Para esas fechas, Adolf Hitler ya se había suicidado tras enterarse de la caída de Berlín a manos de sus enemigos; Alemania se había rendido incondicionalmente, y las fuerzas aliadas comenzaron a organizar una serie de juicios contra los altos mandos del Tercer Reich en Nuremberg, hecho particularmente simbólico porque tuvo lugar en una ciudad conocida en aquel entonces como “el corazón del régimen nacionalsocialista”.
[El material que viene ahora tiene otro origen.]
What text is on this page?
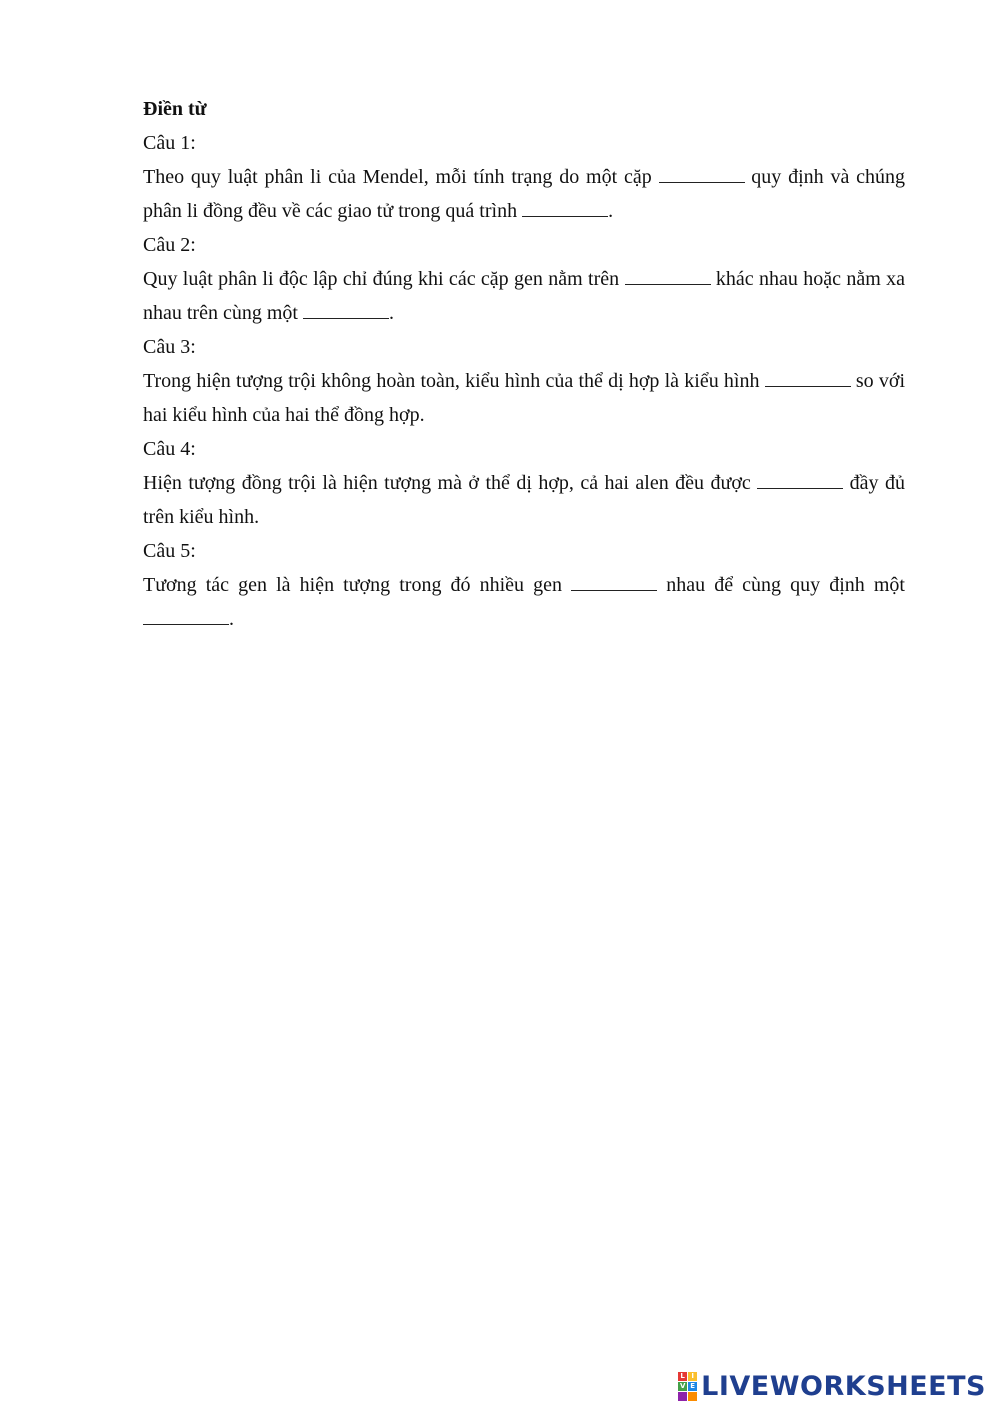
Điền từ

Câu 1:

Theo quy luật phân li của Mendel, mỗi tính trạng do một cặp	quy định và chúng phân li đồng đều về các giao tử trong quá trình	.

Câu 2:

Quy luật phân li độc lập chỉ đúng khi các cặp gen nằm trên	khác nhau hoặc nằm xa nhau trên cùng một	.

Câu 3:

Trong hiện tượng trội không hoàn toàn, kiểu hình của thể dị hợp là kiểu hình	so với hai kiểu hình của hai thể đồng hợp.

Câu 4:

Hiện tượng đồng trội là hiện tượng mà ở thể dị hợp, cả hai alen đều được	đầy đủ trên kiểu hình.

Câu 5:

Tương tác gen là hiện tượng trong đó nhiều gen	nhau để cùng quy định một .

L I
V E LIVEWORKSHEETS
“Y ahí estaba yo, detrás de la cámara… Un joven soldado judío, viendo en el banquillo de los acusados a médicos que en vez de salvar vidas, acabaron con las de cientos de miles de personas de mi misma religión; pero más allá de esto, lo que más recuerdo es el pasmo de mirar sus rostros y no ver en ellos nada que delatara sus tendencias asesinas: tenían los mismos rasgos de cualquier persona que hallas día con día en la calle, en las aulas e incluso en las reuniones familiares… Entonces, ¿qué los hacía diferentes?, ¿cómo fueron capaces de hacer lo que hicieron?”.
Entre los 23 acusados (entre los que se contaba una mujer y el presidente de la Cruz Roja alemana) destacaba uno en particular, tanto por su alto cargo como por su crueldad, se trataba de Karl Brandt, mejor conocido como “el médico personal de Hitler”, quien además fue el jefe del programa de eutanasia T4, con el que acabó con la vida de cientos de miles de individuos en toda Europa, bajo el argumento de que de esta manera se deshacía de personas “en las que se desperdiciaba el alimento”, es decir, sujetos con retraso mental, ancianos, delincuentes, judíos, gitanos y todo aquel que, en su opinión, no mereciera ser parte de la sociedad.
Este galeno habría de enfrentarse en juicio con otro hombre que compartía su profesión, más no sus métodos y mucho menos sus ideas; se trataba de Leo Alexander, y a partir del choque de estos personajes, la ética médica no volvería a ser la misma.
Dos médicos con puntos de vista muy diferentes
Entre los experimentos que los alemanes realizaban con humanos se contaban trabajos relacionados con las reacciones del cuerpo a grandes altitudes, congelamiento, malaria, gas mostaza, sulfanilamida, transplante de huesos, envenenamiento, bombas incendiarias, esterilización y diversos métodos de eutanasia.
El argumento de Brandt para justificar este tipo de prácticas —como hizo patente en uno de sus testimonios— era que “las demandas de la sociedad están muy por encima de los individuos, quienes pueden ser usados si esto beneficia a la comunidad. El sujeto, por sí solo, no significa nada”.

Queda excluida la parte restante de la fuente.